Inserisci il modello esatto della tua auto e ABRP fa il resto. Calcola dove fermarti, per quanto tempo e a quale percentuale di carica arrivare alla colonnina. In aggiunta, considera variabili reali come la temperatura prevista, il carico a bordo e la velocità media che intendi tenere.
Il risultato è un piano di viaggio su misura. Non una stima generica, ma un itinerario calibrato sul tuo caso. Vale la pena dedicare dieci minuti a configurarlo prima di partire.
Come configurare ABRP in modo corretto
- Seleziona il modello esatto della tua auto elettrica (anno e versione inclusi)
- Imposta la percentuale di carica alla partenza
- Inserisci la velocità media prevista sull’autostrada
- Aggiungi il numero di passeggeri e il peso del bagaglio approssimativo
- Configura la temperatura esterna attesa lungo il percorso
- Imposta la soglia minima di arrivo alla colonnina (consigliato: 15%)
- Scegli il tipo di colonnine preferite (velocità di ricarica)
Dopo la configurazione, ABRP mostra le soste ottimali con tempi precisi. Puoi salvare il piano e sincronizzarlo con alcune app di navigazione. È gratuito, con funzioni avanzate disponibili in abbonamento.
Plugshare e Google Maps: controllare le colonnine prima di fermarti
Plugshare è il complemento ideale di ABRP. Mentre il secondo pianifica il percorso, il primo ti dice cosa succede davvero alle colonnine in tempo reale.
La funzione più preziosa di Plugshare sono i commenti degli utenti. Trovi segnalazioni aggiornate su colonnine rotte, occupate o difficili da trovare. In questo modo eviti brutte sorprese dopo 200 km di autostrada.
Controlla sempre Plugshare la sera prima di partire e durante il viaggio. Un minuto di verifica ti può risparmiare uno stress enorme. La community è attiva e gli aggiornamenti sono spesso in tempo reale.
Google Maps e la pianificazione integrata per auto elettriche
Google Maps ha integrato la pianificazione della ricarica per i principali brand di auto elettriche. Se la tua auto è compatibile, l’app suggerisce automaticamente le soste necessarie lungo il percorso.
Il vantaggio è la semplicità: non devi usare un’app separata. Tuttavia, ABRP rimane più preciso e personalizzabile per viaggi lunghi e complessi. Usali insieme per avere una doppia conferma sul percorso.

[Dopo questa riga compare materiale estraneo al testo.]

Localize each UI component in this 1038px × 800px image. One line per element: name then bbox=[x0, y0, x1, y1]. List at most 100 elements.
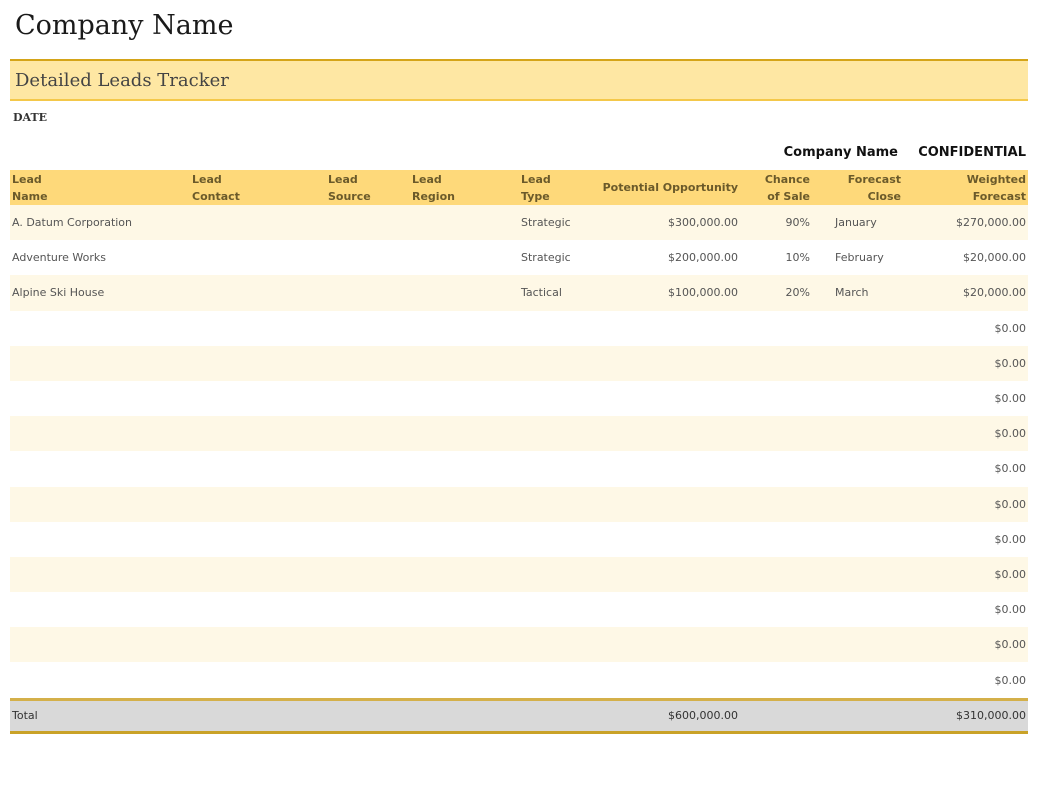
total-weighted[interactable]: $310,000.00 bbox=[903, 697, 1028, 734]
column-header-lead-name[interactable]: Lead Name bbox=[10, 170, 190, 205]
cell-forecast-close[interactable] bbox=[812, 416, 903, 452]
cell-lead-contact[interactable] bbox=[190, 592, 326, 628]
cell-lead-name[interactable]: Alpine Ski House bbox=[10, 275, 190, 311]
cell-lead-region[interactable] bbox=[410, 521, 519, 557]
cell-lead-source[interactable] bbox=[326, 345, 410, 381]
cell-weighted-forecast[interactable]: $0.00 bbox=[903, 486, 1028, 522]
cell-lead-type[interactable] bbox=[519, 521, 600, 557]
cell-lead-name[interactable] bbox=[10, 486, 190, 522]
cell-lead-region[interactable] bbox=[410, 592, 519, 628]
cell-chance-of-sale[interactable]: 20% bbox=[740, 275, 812, 311]
cell-chance-of-sale[interactable] bbox=[740, 662, 812, 700]
cell-weighted-forecast[interactable]: $0.00 bbox=[903, 380, 1028, 417]
cell-lead-region[interactable] bbox=[410, 205, 519, 241]
cell-forecast-close[interactable] bbox=[812, 345, 903, 381]
cell-lead-source[interactable] bbox=[326, 521, 410, 557]
cell-lead-name[interactable]: A. Datum Corporation bbox=[10, 205, 190, 241]
cell-lead-source[interactable] bbox=[326, 556, 410, 593]
cell-lead-name[interactable]: Adventure Works bbox=[10, 240, 190, 276]
cell-lead-name[interactable] bbox=[10, 556, 190, 593]
cell-lead-type[interactable] bbox=[519, 345, 600, 381]
cell-lead-type[interactable] bbox=[519, 451, 600, 487]
cell-weighted-forecast[interactable]: $20,000.00 bbox=[903, 240, 1028, 276]
cell-lead-region[interactable] bbox=[410, 416, 519, 452]
cell-weighted-forecast[interactable]: $0.00 bbox=[903, 345, 1028, 381]
cell-lead-source[interactable] bbox=[326, 486, 410, 522]
cell-weighted-forecast[interactable]: $0.00 bbox=[903, 521, 1028, 557]
cell-weighted-forecast[interactable]: $0.00 bbox=[903, 451, 1028, 487]
cell-lead-source[interactable] bbox=[326, 627, 410, 663]
cell-forecast-close[interactable] bbox=[812, 627, 903, 663]
total-label[interactable]: Total bbox=[10, 697, 190, 734]
cell-lead-name[interactable] bbox=[10, 416, 190, 452]
cell-weighted-forecast[interactable]: $0.00 bbox=[903, 416, 1028, 452]
cell-lead-region[interactable] bbox=[410, 380, 519, 417]
column-header-weighted-forecast[interactable]: Weighted Forecast bbox=[903, 170, 1028, 205]
cell-forecast-close[interactable]: March bbox=[812, 275, 903, 311]
cell-lead-source[interactable] bbox=[326, 416, 410, 452]
cell-forecast-close[interactable] bbox=[812, 380, 903, 417]
cell-lead-contact[interactable] bbox=[190, 380, 326, 417]
cell-potential-opportunity[interactable] bbox=[600, 380, 740, 417]
cell-lead-name[interactable] bbox=[10, 627, 190, 663]
cell-lead-name[interactable] bbox=[10, 521, 190, 557]
cell-lead-name[interactable] bbox=[10, 380, 190, 417]
cell-lead-region[interactable] bbox=[410, 627, 519, 663]
cell-potential-opportunity[interactable]: $100,000.00 bbox=[600, 275, 740, 311]
cell-potential-opportunity[interactable]: $200,000.00 bbox=[600, 240, 740, 276]
cell-lead-region[interactable] bbox=[410, 345, 519, 381]
cell-potential-opportunity[interactable] bbox=[600, 662, 740, 700]
cell-lead-type[interactable]: Tactical bbox=[519, 275, 600, 311]
cell-lead-source[interactable] bbox=[326, 310, 410, 346]
column-header-lead-source[interactable]: Lead Source bbox=[326, 170, 410, 205]
cell-lead-name[interactable] bbox=[10, 451, 190, 487]
cell-lead-name[interactable] bbox=[10, 310, 190, 346]
cell-lead-source[interactable] bbox=[326, 662, 410, 700]
cell-forecast-close[interactable] bbox=[812, 486, 903, 522]
cell-forecast-close[interactable] bbox=[812, 662, 903, 700]
cell-lead-contact[interactable] bbox=[190, 521, 326, 557]
cell-lead-contact[interactable] bbox=[190, 310, 326, 346]
date-label[interactable]: DATE bbox=[13, 111, 48, 124]
confidential-label[interactable]: CONFIDENTIAL bbox=[918, 145, 1026, 160]
cell-lead-source[interactable] bbox=[326, 205, 410, 241]
cell-forecast-close[interactable] bbox=[812, 310, 903, 346]
cell-lead-type[interactable] bbox=[519, 416, 600, 452]
company-name-header[interactable]: Company Name bbox=[783, 145, 898, 160]
cell-lead-type[interactable] bbox=[519, 486, 600, 522]
cell-lead-type[interactable] bbox=[519, 556, 600, 593]
cell-lead-name[interactable] bbox=[10, 592, 190, 628]
cell-lead-contact[interactable] bbox=[190, 451, 326, 487]
cell-weighted-forecast[interactable]: $270,000.00 bbox=[903, 205, 1028, 241]
cell-chance-of-sale[interactable] bbox=[740, 310, 812, 346]
cell-potential-opportunity[interactable] bbox=[600, 521, 740, 557]
column-header-lead-type[interactable]: Lead Type bbox=[519, 170, 600, 205]
cell-forecast-close[interactable]: February bbox=[812, 240, 903, 276]
cell-weighted-forecast[interactable]: $20,000.00 bbox=[903, 275, 1028, 311]
cell-potential-opportunity[interactable] bbox=[600, 416, 740, 452]
cell-chance-of-sale[interactable] bbox=[740, 416, 812, 452]
cell-lead-contact[interactable] bbox=[190, 662, 326, 700]
column-header-lead-region[interactable]: Lead Region bbox=[410, 170, 519, 205]
column-header-potential-opportunity[interactable]: Potential Opportunity bbox=[600, 170, 740, 205]
cell-potential-opportunity[interactable] bbox=[600, 310, 740, 346]
cell-chance-of-sale[interactable] bbox=[740, 451, 812, 487]
cell-lead-region[interactable] bbox=[410, 662, 519, 700]
cell-chance-of-sale[interactable]: 10% bbox=[740, 240, 812, 276]
cell-lead-type[interactable] bbox=[519, 627, 600, 663]
cell-lead-type[interactable] bbox=[519, 310, 600, 346]
cell-chance-of-sale[interactable] bbox=[740, 380, 812, 417]
cell-weighted-forecast[interactable]: $0.00 bbox=[903, 627, 1028, 663]
cell-lead-source[interactable] bbox=[326, 240, 410, 276]
column-header-forecast-close[interactable]: Forecast Close bbox=[812, 170, 903, 205]
cell-lead-contact[interactable] bbox=[190, 240, 326, 276]
cell-lead-region[interactable] bbox=[410, 486, 519, 522]
cell-lead-contact[interactable] bbox=[190, 275, 326, 311]
cell-lead-type[interactable]: Strategic bbox=[519, 205, 600, 241]
cell-chance-of-sale[interactable]: 90% bbox=[740, 205, 812, 241]
cell-lead-source[interactable] bbox=[326, 451, 410, 487]
cell-chance-of-sale[interactable] bbox=[740, 345, 812, 381]
cell-lead-name[interactable] bbox=[10, 345, 190, 381]
cell-weighted-forecast[interactable]: $0.00 bbox=[903, 662, 1028, 700]
cell-lead-contact[interactable] bbox=[190, 627, 326, 663]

Le regole pratiche per partire e viaggiare senza ansia
Seguire poche regole semplici elimina quasi completamente l’ansia da ricarica. La prima riguarda la partenza: parti sempre con almeno l’80% di carica. Non è un capriccio, è il margine di sicurezza che ti protegge da imprevisti nelle prime ore di viaggio.
Durante il viaggio, pianifica soste ogni 150-250 km. La distanza giusta dipende dal tuo modello e dalla velocità che tieni. In generale, su autostrada a velocità sostenuta consuma molto di più rispetto ai valori dichiarati.

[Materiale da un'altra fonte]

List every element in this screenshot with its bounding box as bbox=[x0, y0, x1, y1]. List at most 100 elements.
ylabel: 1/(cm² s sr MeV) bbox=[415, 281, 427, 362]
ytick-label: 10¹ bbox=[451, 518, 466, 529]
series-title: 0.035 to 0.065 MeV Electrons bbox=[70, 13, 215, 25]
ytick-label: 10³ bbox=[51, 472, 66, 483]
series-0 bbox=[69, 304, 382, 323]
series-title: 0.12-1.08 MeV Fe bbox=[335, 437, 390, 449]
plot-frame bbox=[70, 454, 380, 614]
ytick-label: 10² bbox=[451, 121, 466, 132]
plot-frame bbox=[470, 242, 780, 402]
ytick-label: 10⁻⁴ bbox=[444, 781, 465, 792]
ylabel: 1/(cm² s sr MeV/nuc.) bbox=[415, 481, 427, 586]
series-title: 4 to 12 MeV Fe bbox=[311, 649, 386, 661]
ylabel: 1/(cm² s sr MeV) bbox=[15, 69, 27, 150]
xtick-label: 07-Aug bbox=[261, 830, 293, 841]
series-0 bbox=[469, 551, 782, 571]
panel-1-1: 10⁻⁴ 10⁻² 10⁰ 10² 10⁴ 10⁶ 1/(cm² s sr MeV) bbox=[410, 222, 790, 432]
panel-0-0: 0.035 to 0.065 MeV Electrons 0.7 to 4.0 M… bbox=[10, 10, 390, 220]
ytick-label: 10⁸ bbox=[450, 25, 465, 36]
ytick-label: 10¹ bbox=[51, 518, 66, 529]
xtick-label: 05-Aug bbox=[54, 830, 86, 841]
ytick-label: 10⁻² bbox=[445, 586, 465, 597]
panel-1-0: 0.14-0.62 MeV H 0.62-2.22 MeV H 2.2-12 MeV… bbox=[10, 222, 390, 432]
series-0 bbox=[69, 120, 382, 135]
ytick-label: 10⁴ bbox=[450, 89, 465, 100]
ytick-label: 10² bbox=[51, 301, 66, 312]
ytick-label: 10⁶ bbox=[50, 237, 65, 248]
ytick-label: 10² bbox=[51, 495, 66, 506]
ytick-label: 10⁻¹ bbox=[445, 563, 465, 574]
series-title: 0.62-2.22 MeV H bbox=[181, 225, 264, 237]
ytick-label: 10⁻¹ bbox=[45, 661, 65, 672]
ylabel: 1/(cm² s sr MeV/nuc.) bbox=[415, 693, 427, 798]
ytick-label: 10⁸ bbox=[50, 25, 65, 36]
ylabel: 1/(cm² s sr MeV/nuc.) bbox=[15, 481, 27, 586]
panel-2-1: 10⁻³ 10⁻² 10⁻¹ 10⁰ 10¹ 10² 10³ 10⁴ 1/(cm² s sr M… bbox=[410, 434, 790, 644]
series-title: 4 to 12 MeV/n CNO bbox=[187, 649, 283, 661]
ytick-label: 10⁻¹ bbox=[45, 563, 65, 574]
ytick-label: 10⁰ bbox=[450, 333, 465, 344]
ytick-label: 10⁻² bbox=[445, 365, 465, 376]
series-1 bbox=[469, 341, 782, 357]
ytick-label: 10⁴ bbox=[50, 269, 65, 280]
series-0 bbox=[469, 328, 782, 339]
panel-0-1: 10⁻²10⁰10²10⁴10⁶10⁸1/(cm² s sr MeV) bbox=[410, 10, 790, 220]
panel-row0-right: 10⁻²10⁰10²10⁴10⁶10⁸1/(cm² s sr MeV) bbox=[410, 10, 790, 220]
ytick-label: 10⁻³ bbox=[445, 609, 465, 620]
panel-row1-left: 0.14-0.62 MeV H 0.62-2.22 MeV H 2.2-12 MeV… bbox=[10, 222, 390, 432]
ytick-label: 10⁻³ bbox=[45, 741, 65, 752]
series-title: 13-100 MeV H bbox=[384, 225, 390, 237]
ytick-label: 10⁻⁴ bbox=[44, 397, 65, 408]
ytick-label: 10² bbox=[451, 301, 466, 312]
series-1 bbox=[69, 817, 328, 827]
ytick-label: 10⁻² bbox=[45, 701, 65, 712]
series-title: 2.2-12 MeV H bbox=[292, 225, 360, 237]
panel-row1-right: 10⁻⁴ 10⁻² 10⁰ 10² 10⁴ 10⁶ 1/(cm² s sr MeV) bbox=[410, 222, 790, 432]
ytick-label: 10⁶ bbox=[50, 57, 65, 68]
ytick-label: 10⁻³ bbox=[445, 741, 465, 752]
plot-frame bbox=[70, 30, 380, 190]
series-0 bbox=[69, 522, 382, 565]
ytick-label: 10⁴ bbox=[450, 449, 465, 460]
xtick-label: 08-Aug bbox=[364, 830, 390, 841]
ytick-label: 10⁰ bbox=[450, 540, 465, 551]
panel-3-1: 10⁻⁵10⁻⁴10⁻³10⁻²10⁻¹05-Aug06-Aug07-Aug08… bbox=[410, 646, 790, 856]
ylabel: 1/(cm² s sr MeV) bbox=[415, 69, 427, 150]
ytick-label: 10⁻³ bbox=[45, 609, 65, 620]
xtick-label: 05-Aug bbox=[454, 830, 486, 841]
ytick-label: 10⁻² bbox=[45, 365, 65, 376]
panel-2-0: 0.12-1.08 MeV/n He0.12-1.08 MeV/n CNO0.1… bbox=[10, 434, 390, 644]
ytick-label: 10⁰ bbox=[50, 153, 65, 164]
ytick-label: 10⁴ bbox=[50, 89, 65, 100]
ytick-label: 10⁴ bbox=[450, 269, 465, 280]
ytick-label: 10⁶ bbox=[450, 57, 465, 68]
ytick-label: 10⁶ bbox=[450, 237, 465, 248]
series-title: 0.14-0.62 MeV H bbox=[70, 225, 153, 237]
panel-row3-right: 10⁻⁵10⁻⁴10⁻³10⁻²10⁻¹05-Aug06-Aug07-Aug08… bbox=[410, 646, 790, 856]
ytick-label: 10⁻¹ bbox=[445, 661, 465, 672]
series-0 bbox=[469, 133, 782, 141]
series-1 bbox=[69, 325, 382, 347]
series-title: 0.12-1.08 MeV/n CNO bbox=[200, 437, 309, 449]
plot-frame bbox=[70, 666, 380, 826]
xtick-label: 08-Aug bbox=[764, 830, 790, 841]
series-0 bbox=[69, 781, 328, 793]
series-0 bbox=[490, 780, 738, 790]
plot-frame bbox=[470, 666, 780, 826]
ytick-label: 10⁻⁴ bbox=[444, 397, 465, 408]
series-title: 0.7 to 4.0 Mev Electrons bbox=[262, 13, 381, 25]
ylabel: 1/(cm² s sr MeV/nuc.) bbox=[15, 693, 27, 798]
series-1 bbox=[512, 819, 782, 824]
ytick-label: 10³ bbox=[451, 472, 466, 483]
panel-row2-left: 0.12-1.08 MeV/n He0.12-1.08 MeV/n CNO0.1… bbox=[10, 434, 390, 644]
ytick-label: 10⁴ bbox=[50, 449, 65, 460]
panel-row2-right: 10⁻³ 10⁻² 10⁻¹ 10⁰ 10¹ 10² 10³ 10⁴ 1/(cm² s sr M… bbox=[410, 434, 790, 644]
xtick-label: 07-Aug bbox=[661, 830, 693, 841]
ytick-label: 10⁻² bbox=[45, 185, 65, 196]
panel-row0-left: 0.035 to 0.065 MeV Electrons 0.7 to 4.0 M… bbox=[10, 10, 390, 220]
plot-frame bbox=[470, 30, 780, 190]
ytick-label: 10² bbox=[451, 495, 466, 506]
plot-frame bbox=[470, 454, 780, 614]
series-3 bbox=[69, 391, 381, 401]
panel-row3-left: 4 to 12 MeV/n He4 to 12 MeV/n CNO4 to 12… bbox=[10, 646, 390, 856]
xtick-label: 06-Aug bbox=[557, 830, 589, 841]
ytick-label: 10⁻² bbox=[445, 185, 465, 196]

Arriva alle colonnine con almeno il 10-15% di carica residua. Scendere sotto il 5% è un errore da non fare mai: aumenta lo stress, rischia danni alla batteria e può lasciarti a piedi se la colonnina è occupata o guasta.

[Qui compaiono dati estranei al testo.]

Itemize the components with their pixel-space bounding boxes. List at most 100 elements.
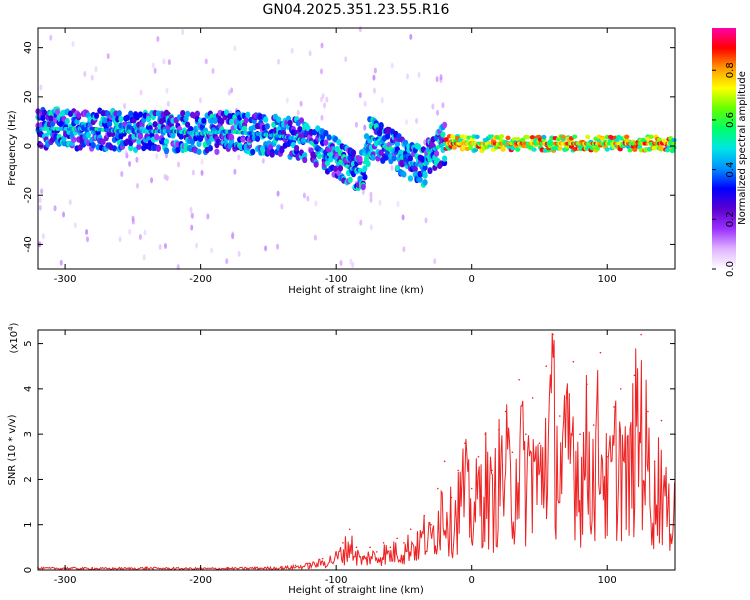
spectrogram-band-point <box>54 108 61 116</box>
spectrogram-band-point <box>529 135 536 140</box>
snr-data-point <box>545 365 548 368</box>
spectrogram-band-point <box>412 165 418 173</box>
spectrogram-band-point <box>378 149 384 156</box>
spectrogram-band-point <box>154 133 160 141</box>
snr-series-line <box>37 332 676 571</box>
snr-x-tick-label: -200 <box>189 575 212 586</box>
snr-data-point <box>633 374 636 377</box>
snr-y-tick-label: 0 <box>23 567 34 573</box>
spectrogram-noise-point <box>441 102 445 109</box>
snr-data-point <box>606 455 609 458</box>
multiplier-base: (x10 <box>9 331 20 354</box>
spectrogram-noise-point <box>380 97 384 104</box>
spectrogram-band-point <box>93 112 100 119</box>
spectrogram-band-point <box>531 147 537 152</box>
spectrogram-band-point <box>323 129 329 137</box>
snr-data-point <box>552 333 554 336</box>
spectrogram-band-point <box>441 155 448 162</box>
spectrogram-noise-point <box>369 191 373 198</box>
spectrogram-band-point <box>515 137 521 142</box>
snr-data-point <box>450 496 453 499</box>
spectrogram-noise-point <box>237 154 241 161</box>
spectrogram-band-point <box>326 134 332 141</box>
snr-data-point <box>369 546 371 549</box>
spectrogram-band-point <box>557 146 563 151</box>
spectrogram-band-point <box>243 117 249 124</box>
spectrogram-x-axis-title: Height of straight line (km) <box>288 285 424 296</box>
spectrogram-band-point <box>185 110 191 118</box>
spectrogram-band-point <box>137 133 144 140</box>
spectrogram-band-point <box>450 134 456 139</box>
spectrogram-band-point <box>180 109 186 117</box>
snr-x-axis-title: Height of straight line (km) <box>288 585 424 596</box>
snr-data-point <box>254 566 256 569</box>
spectrogram-band-point <box>357 155 363 163</box>
spectrogram-y-tick-label: -20 <box>23 187 34 203</box>
spectrogram-band-point <box>347 176 353 184</box>
spectrogram-noise-point <box>372 74 376 81</box>
spectrogram-noise-point <box>38 204 42 211</box>
spectrogram-band-point <box>250 148 256 156</box>
spectrogram-noise-point <box>85 236 89 243</box>
spectrogram-noise-point <box>390 164 394 171</box>
spectrogram-noise-point <box>320 42 324 49</box>
spectrogram-band-point <box>441 121 448 129</box>
spectrogram-band-point <box>664 147 671 153</box>
spectrogram-noise-point <box>325 96 329 103</box>
spectrogram-noise-point <box>423 139 427 146</box>
spectrogram-noise-point <box>190 212 194 219</box>
snr-data-point <box>558 415 561 417</box>
snr-data-point <box>321 557 324 560</box>
spectrogram-noise-point <box>181 29 185 36</box>
spectrogram-band-point <box>617 146 623 152</box>
spectrogram-band-point <box>656 137 662 142</box>
snr-y-tick-label: 4 <box>23 386 34 392</box>
spectrogram-noise-point <box>369 224 373 231</box>
spectrogram-noise-point <box>306 195 310 202</box>
spectrogram-noise-point <box>264 245 268 252</box>
spectrogram-noise-point <box>339 259 343 266</box>
snr-data-point <box>226 566 229 569</box>
spectrogram-noise-point <box>158 243 162 250</box>
spectrogram-band-point <box>302 156 308 164</box>
snr-data-point <box>457 469 459 472</box>
spectrogram-noise-point <box>59 259 63 266</box>
spectrogram-band-point <box>391 154 397 162</box>
spectrogram-noise-point <box>38 197 42 204</box>
spectrogram-noise-point <box>153 67 157 74</box>
spectrogram-band-point <box>279 147 285 154</box>
spectrogram-band-point <box>474 134 480 140</box>
spectrogram-noise-point <box>225 258 229 265</box>
snr-panel: -300 -200 -100 0 100 0 1 2 3 4 5 Height of straigh… <box>7 322 676 596</box>
spectrogram-band-point <box>241 125 248 132</box>
spectrogram-noise-point <box>83 70 87 77</box>
spectrogram-band-point <box>313 161 319 168</box>
spectrogram-band-point <box>224 109 230 116</box>
snr-data-point <box>294 564 297 567</box>
spectrogram-noise-point <box>351 261 355 268</box>
snr-data-point <box>586 383 588 386</box>
spectrogram-band-point <box>194 110 200 118</box>
spectrogram-band-point <box>212 117 218 124</box>
spectrogram-noise-point <box>191 169 195 176</box>
spectrogram-band-point <box>305 124 311 132</box>
spectrogram-noise-point <box>358 92 362 99</box>
spectrogram-noise-point <box>396 200 400 207</box>
spectrogram-noise-point <box>230 87 234 94</box>
spectrogram-band-point <box>599 136 605 141</box>
spectrogram-noise-point <box>277 58 281 65</box>
spectrogram-noise-point <box>431 103 435 110</box>
spectrogram-noise-point <box>372 87 376 94</box>
snr-data-point <box>382 542 385 544</box>
snr-plot-area <box>38 330 675 570</box>
colorbar-gradient <box>712 28 736 269</box>
spectrogram-band-point <box>627 147 633 153</box>
snr-data-point <box>626 442 629 445</box>
spectrogram-noise-point <box>359 219 363 226</box>
spectrogram-band-point <box>427 167 433 175</box>
spectrogram-band-point <box>136 143 142 150</box>
spectrogram-noise-point <box>373 67 377 74</box>
spectrogram-band-point <box>228 118 235 126</box>
spectrogram-noise-point <box>143 229 147 236</box>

La curva di ricarica: perché due soste brevi battono una lunga
La curva di ricarica è il concetto chiave per capire come ottimizzare i tempi. Le batterie delle auto elettriche ricaricano molto velocemente dal 20% all’80%, poi rallentano drasticamente.
Stare in coda alla colonnina dall’80% al 100% può richiedere lo stesso tempo del tratto precedente dal 20% all’80%. Non conviene quasi mai. Meglio fare due soste di 20-30 minuti ciascuna, ricaricando dal 20% all’80%, che una sosta lunga e sprecata.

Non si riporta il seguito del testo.